3. Qwen3-32B ($0.28 / $0.18) — When a client project needs more "thinking" than Flash but I still can't stomach flagship pricing, this is my call. Reliable, predictable, doesn't make weird hallucination choices when I push it on structured outputs. The 32K context is enough for most contracts and pricing briefs.


What I Actually Code With

Here's the setup I run on most side-hustle projects.
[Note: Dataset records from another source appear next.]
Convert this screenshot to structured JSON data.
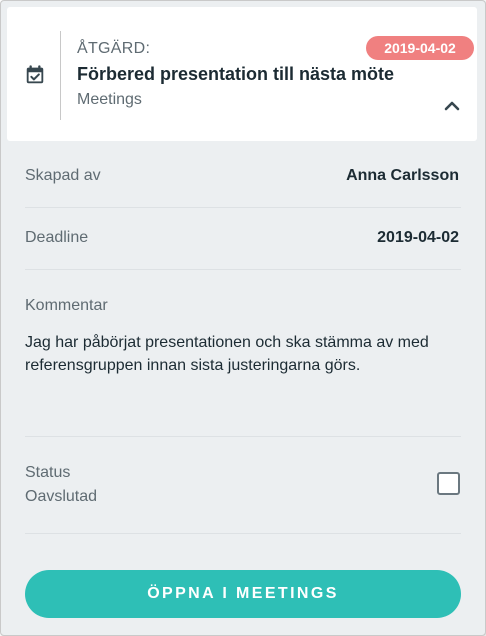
{
  "header": {
    "label": "ÅTGÄRD:",
    "title": "Förbered presentation till nästa möte",
    "subtitle": "Meetings",
    "date_badge": "2019-04-02",
    "icon": "calendar-check-icon",
    "collapse_icon": "chevron-up-icon"
  },
  "details": {
    "created_by_label": "Skapad av",
    "created_by_value": "Anna Carlsson",
    "deadline_label": "Deadline",
    "deadline_value": "2019-04-02",
    "comment_label": "Kommentar",
    "comment_text": "Jag har påbörjat presentationen och ska stämma av med referensgruppen innan sista justeringarna görs.",
    "status_label": "Status",
    "status_value": "Oavslutad",
    "status_checked": false
  },
  "actions": {
    "open_button_label": "ÖPPNA I MEETINGS"
  },
  "colors": {
    "accent": "#2ebfb6",
    "badge": "#f08080",
    "icon": "#37474f",
    "background": "#eceff1"
  }
}
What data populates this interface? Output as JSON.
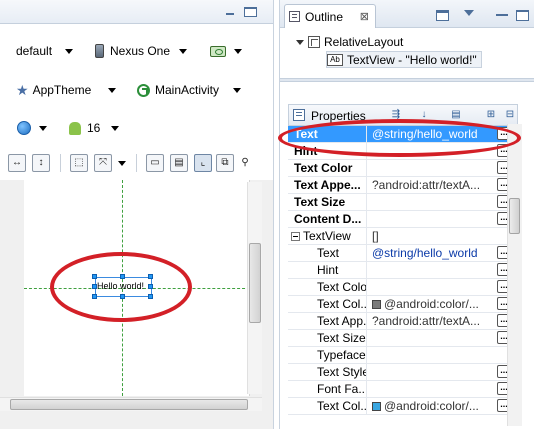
{
  "left_editor": {
    "toolbar_row1": {
      "config_combo": "default",
      "device_combo": "Nexus One",
      "orientation_icon": "screen-orientation-icon"
    },
    "toolbar_row2": {
      "theme_combo": "AppTheme",
      "activity_combo": "MainActivity"
    },
    "toolbar_row3": {
      "locale_icon": "globe-icon",
      "api_level_combo": "16"
    },
    "layout_tools": [
      "toggle-fill-width-icon",
      "toggle-fill-height-icon",
      "margins-icon",
      "resize-icon",
      "zoom-to-fit-icon",
      "zoom-100-icon",
      "emulate-real-size-icon",
      "zoom-in-icon"
    ],
    "canvas": {
      "textview_text": "Hello world!"
    }
  },
  "outline_panel": {
    "tab_label": "Outline",
    "close_glyph": "⊠",
    "tree": [
      {
        "label": "RelativeLayout",
        "icon": "relative-layout-icon"
      },
      {
        "label": "TextView - \"Hello world!\"",
        "icon": "textview-ab-icon"
      }
    ]
  },
  "properties_panel": {
    "header_label": "Properties",
    "rows": [
      {
        "name": "Text",
        "value": "@string/hello_world",
        "bold": true,
        "selected": true,
        "button": true
      },
      {
        "name": "Hint",
        "value": "",
        "bold": true,
        "button": true
      },
      {
        "name": "Text Color",
        "value": "",
        "bold": true,
        "button": true
      },
      {
        "name": "Text Appe...",
        "value": "?android:attr/textA...",
        "bold": true,
        "button": true
      },
      {
        "name": "Text Size",
        "value": "",
        "bold": true,
        "button": true
      },
      {
        "name": "Content D...",
        "value": "",
        "bold": true,
        "button": true
      },
      {
        "name": "TextView",
        "value": "[]",
        "group": true
      },
      {
        "name": "Text",
        "value": "@string/hello_world",
        "indent": true,
        "link": true,
        "button": true
      },
      {
        "name": "Hint",
        "value": "",
        "indent": true,
        "button": true
      },
      {
        "name": "Text Color",
        "value": "",
        "indent": true,
        "button": true
      },
      {
        "name": "Text Col...",
        "value": "@android:color/...",
        "indent": true,
        "swatch": "#7a7a7a",
        "button": true
      },
      {
        "name": "Text App...",
        "value": "?android:attr/textA...",
        "indent": true,
        "button": true
      },
      {
        "name": "Text Size",
        "value": "",
        "indent": true,
        "button": true
      },
      {
        "name": "Typeface",
        "value": "",
        "indent": true
      },
      {
        "name": "Text Style",
        "value": "",
        "indent": true,
        "button": true
      },
      {
        "name": "Font Fa...",
        "value": "",
        "indent": true,
        "button": true
      },
      {
        "name": "Text Col...",
        "value": "@android:color/...",
        "indent": true,
        "swatch": "#3aa6e0",
        "button": true
      }
    ],
    "button_glyph": "...",
    "header_tools": [
      "show-advanced-icon",
      "sort-alpha-icon",
      "filter-icon",
      "expand-all-icon",
      "collapse-all-icon"
    ]
  },
  "colors": {
    "selection": "#3399ff",
    "annotation_red": "#d32027",
    "guide_green": "#3fa03f",
    "handle_blue": "#2196f3"
  }
}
It swaps the model name with one variable so I can A/B test in five seconds:

import os
import requests

BASE_URL = "https://global-apis.com/v1"
API_KEY = os.environ["GLOBAL_API_KEY"]

def call_model(model: str, messages: list, max_tokens: int = 1024) -> str:
    payload = {
        "model": model,
        "messages": messages,
        "max_tokens": max_tokens,
        "temperature": 0.2,
    }
    headers = {
        "Authorization": f"Bearer {API_KEY}",
        "Content-Type": "application/json",
    }
    resp = requests.post(f"{BASE_URL}/chat/completions", json=payload, headers=headers, timeout=30)
    resp.raise_for_status()
    return resp.json()["choices"][0]["message"]["content"]

cheap_reply = call_model(
    "qwen/qwen3-8b",
    [{"role": "user", "content": "Classify this support email in one word: 'My invoice is wrong'"}],
    max_tokens=8,
)

# Expensive path — for client-facing generation
client_reply = call_model(
    "deepseek/deepseek-v4-flash",
    [{"role": "user", "content": "Draft a polite reply offering to reissue the invoice."}],
    max_tokens=300,
)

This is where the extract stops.